45
Язык должен людей объединять, ведь не случайно народы названы языками, но сатана
посмеялся над нами и сделал так, что славяне стали служить Богу на разных языках и перестали
понимать друг друга. По этой причине мы сегодня не можем собраться и помолиться в одном
месте, так как церковнославянский язык остался
первозданным только в некоторых согласиях, в
которых его бережно хранили от искажения и порчи. Реформаторы же, изменив язык, в некотором
смысле создали «новый» язык, о «достоинствах» которого говорилось выше. Это и привело нас к
разделению и отчуждению друг от друга (как после вавилонского столпотворения мы разошлись
по разным сторонам). Следовательно,
для того чтобы наша Церковь вновь стала единым целым
(исцелилась), нужно преодолеть греховную раздробленность, возникшую, отчасти, из-за
повреждения реформаторами церковнославянского языка. Возвращение к исконно славянскому
произношению и дониконовским богослужебным книгам непременно будет способствовать
преодолению затянувшегося церковного раскола, и мы, со временем, снова сможем стать единым
народом, молящимся на одном – родном
славянском языке, как это и было раньше.
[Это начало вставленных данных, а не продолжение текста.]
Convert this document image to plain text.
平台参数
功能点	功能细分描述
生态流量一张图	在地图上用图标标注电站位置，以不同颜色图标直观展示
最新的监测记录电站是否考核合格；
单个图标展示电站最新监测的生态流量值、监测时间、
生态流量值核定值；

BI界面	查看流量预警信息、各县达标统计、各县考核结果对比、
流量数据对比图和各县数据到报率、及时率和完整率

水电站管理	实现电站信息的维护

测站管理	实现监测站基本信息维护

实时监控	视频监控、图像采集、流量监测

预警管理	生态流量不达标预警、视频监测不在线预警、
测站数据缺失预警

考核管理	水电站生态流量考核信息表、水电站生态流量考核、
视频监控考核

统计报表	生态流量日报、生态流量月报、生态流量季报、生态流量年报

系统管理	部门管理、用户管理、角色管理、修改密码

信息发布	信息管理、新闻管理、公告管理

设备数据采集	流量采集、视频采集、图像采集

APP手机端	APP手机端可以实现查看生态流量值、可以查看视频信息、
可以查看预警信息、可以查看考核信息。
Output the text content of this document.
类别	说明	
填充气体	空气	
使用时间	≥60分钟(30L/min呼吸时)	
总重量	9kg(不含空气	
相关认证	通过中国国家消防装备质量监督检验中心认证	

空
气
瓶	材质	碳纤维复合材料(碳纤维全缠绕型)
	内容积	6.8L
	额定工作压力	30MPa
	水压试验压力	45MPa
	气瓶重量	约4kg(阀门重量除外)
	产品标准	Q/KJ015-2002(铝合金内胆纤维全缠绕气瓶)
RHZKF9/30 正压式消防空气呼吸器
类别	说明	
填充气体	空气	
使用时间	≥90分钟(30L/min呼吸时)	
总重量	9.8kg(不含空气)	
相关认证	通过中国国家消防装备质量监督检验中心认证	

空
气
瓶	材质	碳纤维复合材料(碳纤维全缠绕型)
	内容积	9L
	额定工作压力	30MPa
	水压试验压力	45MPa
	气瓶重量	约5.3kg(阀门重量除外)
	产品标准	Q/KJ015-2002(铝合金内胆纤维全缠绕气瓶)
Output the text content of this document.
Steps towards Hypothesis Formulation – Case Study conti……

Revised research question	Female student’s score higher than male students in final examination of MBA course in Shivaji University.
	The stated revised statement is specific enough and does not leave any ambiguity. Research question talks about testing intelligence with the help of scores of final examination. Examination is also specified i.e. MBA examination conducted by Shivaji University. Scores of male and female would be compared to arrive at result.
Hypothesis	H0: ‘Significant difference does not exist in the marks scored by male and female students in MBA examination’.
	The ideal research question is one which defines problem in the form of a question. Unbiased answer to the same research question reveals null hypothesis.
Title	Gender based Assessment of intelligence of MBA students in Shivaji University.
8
В XVII веке в
худшую сторону изменились не только тексты, обряды и произношение, изменилось и церковное
пение. До реформы богослужебное пение являлось «подобием ангельским языкам». Особое
произношение, которое использовалось при пении, делало церковнославянский язык воистину
неземным – способствовало усилению состояния неотмирности и отрешенности во время
церковной молитвы. Данная певческая традиция получила название хомовой от часто
повторяющегося «…хомо», например: согрешихомо, беззаконовахомо и т.п., или наонной, от
выражения «петь на он», то есть, на букву «о».
52
В середине XVII века это ангельское пение было, как и все остальное, подвергнуто резкой
критике со стороны реформаторов-обновленцев, и вместо него ввели так называемое наречное
пение (при пении на речь слова произносятся так же, как и при чтении). В результате была
нарушена та духовная и звуковая гармония текста и напева
, которая вырабатывалась в течение
многих веков. Введение наречного пения принесло с собой ложную мысль о несовершенстве
древнего, а ведь наонное пение, по сути, является продолжением и развитием древлевизантийской
традиции. При переходе на речь произошла подмена понятий, так как сторонники новой
«традиции» делали акцент на восприятие богослужения молящимися, на его
доступность. Между
тем, приверженцы наонной традиции понимают церковную службу прежде всего как общение с
Богом, а не с человеком, а Церковь, как дом молитвы, а не театр, в котором все делается для того,
чтобы угодить человеку. В своем угождении человеку, а не Богу, более всего преуспели
реформаторы-новообрядцы. Особенно это проявилось
в угождении светским властям, которые
сплошь преклонялись перед западной безбожной культурой. Для того чтобы высшее сословие
чувствовало себя в храме как в опере или на балу, соответствующим образом были изменены все
церковные песнопения, и сегодня, войдя в какой-либо городской храм, вместо молитвенного
церковного пения вас в буквальном смысле оглушат
громогласным партесом – оперным пением
итало-польского происхождения – музыкальными произведениями, которые сочинили не
духовные люди, а светские композиторы, не способные отличить духовное от душевного, и не
имеющие навыков молитвенного делания. Наречное знаменное пение, безусловно, гораздо лучше
партеса, но все же уступает наонному и по глубине, и по красоте. Обычно сторонники наречного
пения поют с послереформенным (неправильным) произношением, забывая про разницу между
«ять» и «есть», что делает это пение еще более далеким от исконно русской древлеправославной
традиции. Достаточно сказать, что так наши предки до раскола не пели, о чем свидетельствуют
все дореформенные певческие книги и правило произношения в Иосифовской Псалтыри.
Гонимые «
ветром перемен» и страстным желанием что-либо улучшать, наречники стали
«улучшать» древнюю певческую традицию и дошли до того, что перевели все древние певческие
книги на речь. Этим они внесли раскол между собой и теми, кто не пошел по пути всегубящего
обновленчества. Инициатором введения наречного пения был все тот же
царь-реформатор
Алексей Михайлович Романов, который творил свою реформу «никоновыми руками».
Никонов биограф Шушера пишет: «Нача он, великий государь, о единогласном наречном
пении в церквах промышление творити. Ему же в том богоспасаемом деле великий поборник и
помощник бысть преосвященный Никон митрополит; а святейший Иосиф, патриарх Московский,
за обыкновение, тому доброму
делу прекословие творяше, и никако же хоте оное древнее
неблагочиние пременити»
53
(в данном абзаце курсивом выделены слова, которые не
соответствуют действительности). Эта кампания по переводу пения на истинноречие, начатая
царем где-то в 1649г., внесла великую смуту в церковную жизнь еще до основной реформы.